The induction principle (Q691682)

The author gives a survey about the principle of induction, its formulations and its use in the development of mathematics. First he defines the principle of complete (mathematical) induction that he distinguishes from the principle of summative or infinite induction which he defines too. Then he looks at the occurrence of the method of induction by Aristotle, Quintilian and Bacon. The author argues that this type of incomplete induction was mostly used in the empirical sciences and has, however, only the status of a heuristic principle. The emergence of the principle of complete induction forms the contents of the following section. Analysing the use of the principle of induction by Euclid, Maurolico and Fermat, the author points out that they applied in their works a kind of induction that is weaker than the principle of mathematical induction. Furthermore, Maurolico possessed a vision of the mathematical induction, but he did not give it the status of a method of proof. This was done firstly by Pascal about 1654. Complete induction was then systematically used by Jacob Bernoulli and became more and more known during the 18th century.
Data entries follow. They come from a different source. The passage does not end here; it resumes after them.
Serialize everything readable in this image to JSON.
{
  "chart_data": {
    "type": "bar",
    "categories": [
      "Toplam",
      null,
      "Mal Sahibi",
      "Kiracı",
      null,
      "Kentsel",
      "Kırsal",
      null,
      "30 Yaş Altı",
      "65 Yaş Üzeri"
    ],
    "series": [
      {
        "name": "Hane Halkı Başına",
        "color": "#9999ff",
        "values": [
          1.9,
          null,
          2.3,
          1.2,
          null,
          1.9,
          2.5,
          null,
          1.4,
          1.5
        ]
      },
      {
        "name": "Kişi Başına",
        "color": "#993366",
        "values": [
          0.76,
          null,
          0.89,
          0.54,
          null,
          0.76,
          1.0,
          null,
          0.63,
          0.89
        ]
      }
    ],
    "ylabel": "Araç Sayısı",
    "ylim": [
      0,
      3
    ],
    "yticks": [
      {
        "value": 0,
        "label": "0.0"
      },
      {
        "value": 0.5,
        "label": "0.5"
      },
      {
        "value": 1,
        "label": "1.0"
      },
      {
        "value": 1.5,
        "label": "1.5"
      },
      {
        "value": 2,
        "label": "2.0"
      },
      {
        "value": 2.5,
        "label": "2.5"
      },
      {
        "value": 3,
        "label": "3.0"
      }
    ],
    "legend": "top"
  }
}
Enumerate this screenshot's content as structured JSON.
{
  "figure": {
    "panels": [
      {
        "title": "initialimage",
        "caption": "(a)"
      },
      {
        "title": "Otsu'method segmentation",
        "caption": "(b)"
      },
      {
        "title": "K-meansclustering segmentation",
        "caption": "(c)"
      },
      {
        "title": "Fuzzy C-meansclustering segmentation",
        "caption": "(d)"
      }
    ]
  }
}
At the end of the 18th century, a special name was coined for that principle, firstly ``Kästner's method'', then ``complete induction'', the latter probably for the first time by Fries in his ``System of logic'' (1819). However, it was through Dedekind only that complete induction became a common term. Finally, the author sketches some attempts to prove the principle of complete induction that resulted in the insight to take the principle as a postulate, its use for characterizing the series of natural numbers through Dedekind and Peano, and its generalizations in modern set theory.